High Price of Gasoline: Another Manmade Disaster
San Jose, CA – The price of gasoline has risen 65% from only one year ago, topping $3 dollars a gallon in the aftermath of hurricanes Katrina and Rita. This has forced many working families to cut back on spending or go deeper in to debt. The big energy companies and the corporate media have been blaming this year’s spike in gasoline prices, and the spike in heating bills to come, on hurricanes Katrina and Rita, which have shut down much of the gasoline refining and natural gas infrastructure along the coasts of Texas and Louisiana. However, just as the disaster that took place in Louisiana and Mississippi was as much manmade as an act of nature, so too is the rise in energy prices.
For years oil companies have been growing ever larger through mergers and by buying up other companies, leaving the market for gasoline in the hands of a few giant corporations. Over the last 25 years, the number of refineries in the United States has fallen by more than half, from 324 in 1981 to only 148 today. Big oil corporations have not built a single new refinery since 1976, and have blocked the construction of new refineries. This squeeze on the supply of gasoline has raised prices and big oil’s profits. At today’s price of $65 a barrel, the cost of oil only makes up $1.60 of each gallon of gasoline, with the rest going to the oil companies. Their refining and marketing profit was four times as high in 2004 as the year before, and Exxon-Mobil alone made more than $40 billion in profit last year. This represents a rate of profit of 40% on their capital (refineries, oil wells, etc.)

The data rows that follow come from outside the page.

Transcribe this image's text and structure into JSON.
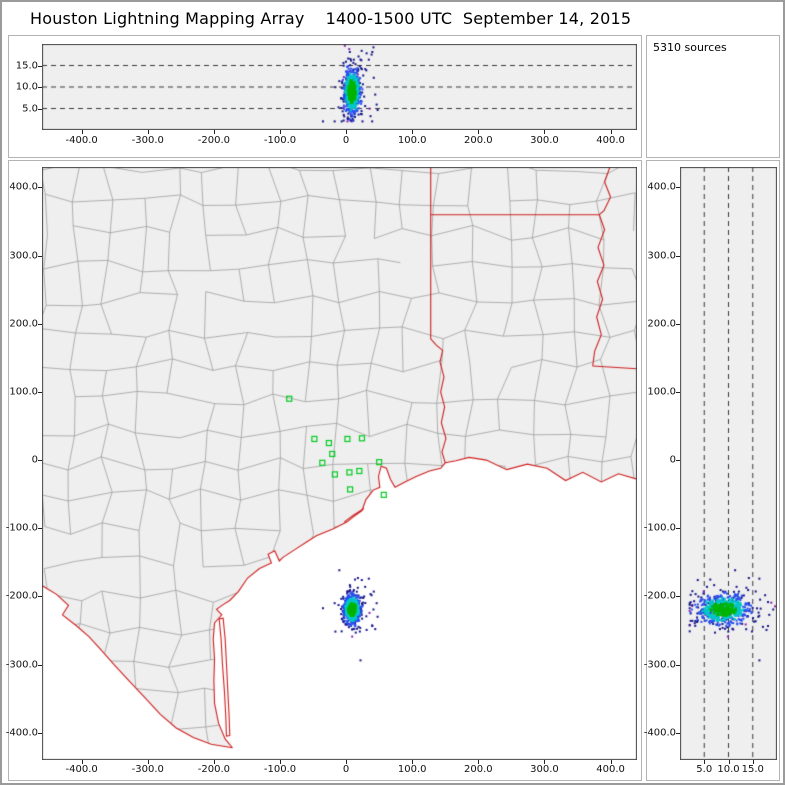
{
  "title": "Houston Lightning Mapping Array    1400-1500 UTC  September 14, 2015",
  "sources_label": "5310 sources",
  "colors": {
    "plot_bg": "#efefef",
    "county_line": "#9e9e9e",
    "state_border": "#cf1f1f",
    "station": "#00cc22",
    "frame": "#444444",
    "dash_line": "#222222",
    "water": "#ffffff"
  },
  "chart_data": {
    "type": "scatter",
    "title": "Houston Lightning Mapping Array",
    "time_range": "1400-1500 UTC September 14, 2015",
    "num_sources": 5310,
    "panels": {
      "alt_ew": {
        "x_ticks": [
          -400,
          -300,
          -200,
          -100,
          0,
          100,
          200,
          300,
          400
        ],
        "alt_ticks": [
          5,
          10,
          15
        ],
        "x_range": [
          -460,
          440
        ],
        "alt_range": [
          0,
          20
        ]
      },
      "plan": {
        "x_ticks": [
          -400,
          -300,
          -200,
          -100,
          0,
          100,
          200,
          300,
          400
        ],
        "y_ticks": [
          400,
          300,
          200,
          100,
          0,
          -100,
          -200,
          -300,
          -400
        ],
        "x_range": [
          -460,
          440
        ],
        "y_range": [
          -440,
          430
        ]
      },
      "alt_ns": {
        "alt_ticks": [
          5,
          10,
          15
        ],
        "y_ticks": [
          400,
          300,
          200,
          100,
          0,
          -100,
          -200,
          -300,
          -400
        ],
        "alt_range": [
          0,
          20
        ],
        "y_range": [
          -440,
          430
        ]
      }
    },
    "stations_km": [
      [
        -86,
        90
      ],
      [
        -48,
        31
      ],
      [
        -26,
        25
      ],
      [
        2,
        31
      ],
      [
        24,
        32
      ],
      [
        -21,
        9
      ],
      [
        -36,
        -4
      ],
      [
        -17,
        -21
      ],
      [
        5,
        -18
      ],
      [
        20,
        -16
      ],
      [
        6,
        -43
      ],
      [
        50,
        -3
      ],
      [
        57,
        -51
      ]
    ],
    "storm_cluster": {
      "center": {
        "ew": 9,
        "ns": -219,
        "alt": 9
      },
      "spread": {
        "ew": 6,
        "ns": 10,
        "alt": 2.6
      },
      "points": 780,
      "outliers": 70,
      "seed": 42,
      "palette": [
        "#00b400",
        "#00c8c8",
        "#2850f0",
        "#141488",
        "#8a20b0"
      ]
    },
    "geo": {
      "coast": [
        [
          440,
          -28
        ],
        [
          412,
          -20
        ],
        [
          386,
          -32
        ],
        [
          358,
          -18
        ],
        [
          332,
          -30
        ],
        [
          304,
          -12
        ],
        [
          274,
          -6
        ],
        [
          243,
          -14
        ],
        [
          212,
          0
        ],
        [
          186,
          4
        ],
        [
          166,
          -1
        ],
        [
          150,
          -4
        ],
        [
          143,
          -12
        ],
        [
          126,
          -16
        ],
        [
          106,
          -24
        ],
        [
          89,
          -32
        ],
        [
          74,
          -40
        ],
        [
          67,
          -28
        ],
        [
          61,
          -12
        ],
        [
          53,
          -9
        ],
        [
          49,
          -24
        ],
        [
          51,
          -40
        ],
        [
          41,
          -44
        ],
        [
          30,
          -58
        ],
        [
          24,
          -74
        ],
        [
          10,
          -84
        ],
        [
          1,
          -91
        ],
        [
          -20,
          -101
        ],
        [
          -45,
          -111
        ],
        [
          -58,
          -119
        ],
        [
          -77,
          -131
        ],
        [
          -96,
          -143
        ],
        [
          -101,
          -148
        ],
        [
          -108,
          -133
        ],
        [
          -118,
          -138
        ],
        [
          -113,
          -151
        ],
        [
          -131,
          -159
        ],
        [
          -149,
          -173
        ],
        [
          -163,
          -193
        ],
        [
          -176,
          -206
        ],
        [
          -186,
          -212
        ],
        [
          -196,
          -219
        ],
        [
          -188,
          -227
        ],
        [
          -199,
          -239
        ],
        [
          -201,
          -262
        ],
        [
          -199,
          -292
        ],
        [
          -200,
          -324
        ],
        [
          -199,
          -357
        ],
        [
          -193,
          -386
        ],
        [
          -183,
          -409
        ],
        [
          -172,
          -422
        ]
      ],
      "rio_grande": [
        [
          -460,
          -184
        ],
        [
          -438,
          -197
        ],
        [
          -420,
          -213
        ],
        [
          -429,
          -227
        ],
        [
          -408,
          -243
        ],
        [
          -389,
          -259
        ],
        [
          -371,
          -278
        ],
        [
          -351,
          -300
        ],
        [
          -329,
          -323
        ],
        [
          -304,
          -349
        ],
        [
          -281,
          -373
        ],
        [
          -257,
          -393
        ],
        [
          -231,
          -407
        ],
        [
          -204,
          -417
        ],
        [
          -172,
          -422
        ]
      ],
      "sabine_tx_la": [
        [
          150,
          -4
        ],
        [
          145,
          12
        ],
        [
          151,
          32
        ],
        [
          144,
          55
        ],
        [
          149,
          78
        ],
        [
          143,
          100
        ],
        [
          148,
          122
        ],
        [
          142,
          144
        ],
        [
          146,
          161
        ],
        [
          136,
          169
        ],
        [
          128,
          178
        ],
        [
          128,
          430
        ]
      ],
      "la_ar_border": [
        [
          128,
          360
        ],
        [
          383,
          360
        ]
      ],
      "mississippi": [
        [
          399,
          430
        ],
        [
          391,
          408
        ],
        [
          400,
          386
        ],
        [
          390,
          366
        ],
        [
          383,
          360
        ],
        [
          391,
          338
        ],
        [
          381,
          312
        ],
        [
          390,
          286
        ],
        [
          380,
          262
        ],
        [
          388,
          236
        ],
        [
          379,
          210
        ],
        [
          386,
          184
        ],
        [
          376,
          160
        ],
        [
          373,
          138
        ]
      ],
      "la_ms_border": [
        [
          373,
          138
        ],
        [
          440,
          134
        ]
      ],
      "galveston_island": [
        [
          27,
          -71
        ],
        [
          11,
          -81
        ],
        [
          -3,
          -91
        ]
      ],
      "padre_island": [
        [
          -186,
          -232
        ],
        [
          -183,
          -262
        ],
        [
          -181,
          -298
        ],
        [
          -179,
          -338
        ],
        [
          -177,
          -375
        ],
        [
          -176,
          -404
        ],
        [
          -181,
          -405
        ],
        [
          -182,
          -376
        ],
        [
          -184,
          -340
        ],
        [
          -187,
          -300
        ],
        [
          -189,
          -264
        ],
        [
          -192,
          -233
        ]
      ]
    }
  }
}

In the 1970s the Federal Trade Commission began an investigation into the oil companies’ efforts to reduce the number of refineries. However, this investigation was dropped by the Reagan administration whose ‘free market’ policies meant freedom for big corporations to conspire to raise prices to fatten their own profits. Today, the Bush administration is using the high price of gasoline as an excuse so it can give more subsidies to oil companies (who already make billions in profits), weaken environmental standards and give away federal lands to be used for refineries, in an end-run around local community concerns.
As was the case with the hurricanes, the poor and oppressed nationality communities (Black, Chicano and Latino, Native, Asian and Pacific Islander) have been hardest hit by the rise in energy prices. The cuts in public transportation following the last recession in many localities have made working people even more dependent on their cars for transportation. Workers and the poor who have little in the way of spending on luxuries or savings have had to cut back on driving to work or for groceries, rely more on charity or borrow more just to make ends meet.
With winter coming, and with it higher heating bills (at of the end of September, natural gas bills are expected go up 60% while heating oil costs will rise ‘only’ 30% from last year), will the poor and oppressed nationalities be left in the cold just as they were left to rising flood waters of New Orleans? Being able to pay for heat is not just a household budget issue, but also a matter of life or death in too many cases.
Many have mentioned the need for states to ban utilities from cutting off people’s service this winter, and the need to fully fund federal Low Income Home Energy Assistance (LIHEA), whose budget has not been set yet. But more needs to be done. The federal government, which is all too willing to cut the taxes of the wealthy, should instead cut taxes for lower-income households through a reduction in the payroll tax. This would put more money in their pockets, since many lower-income households pay more in payroll taxes than income taxes. To offset the payroll tax cut, the government can eliminate the cap on Social Security and Medicare taxes – getting rid of the ‘cap’ would only affect people making over $90,000 per year. The LIHEA needs to be dramatically expanded beyond the $300 per family it paid last year, to make sure no household loses heat this winter. To finance an expansion in the LIHEA, a special profits tax on oil companies could be put in place.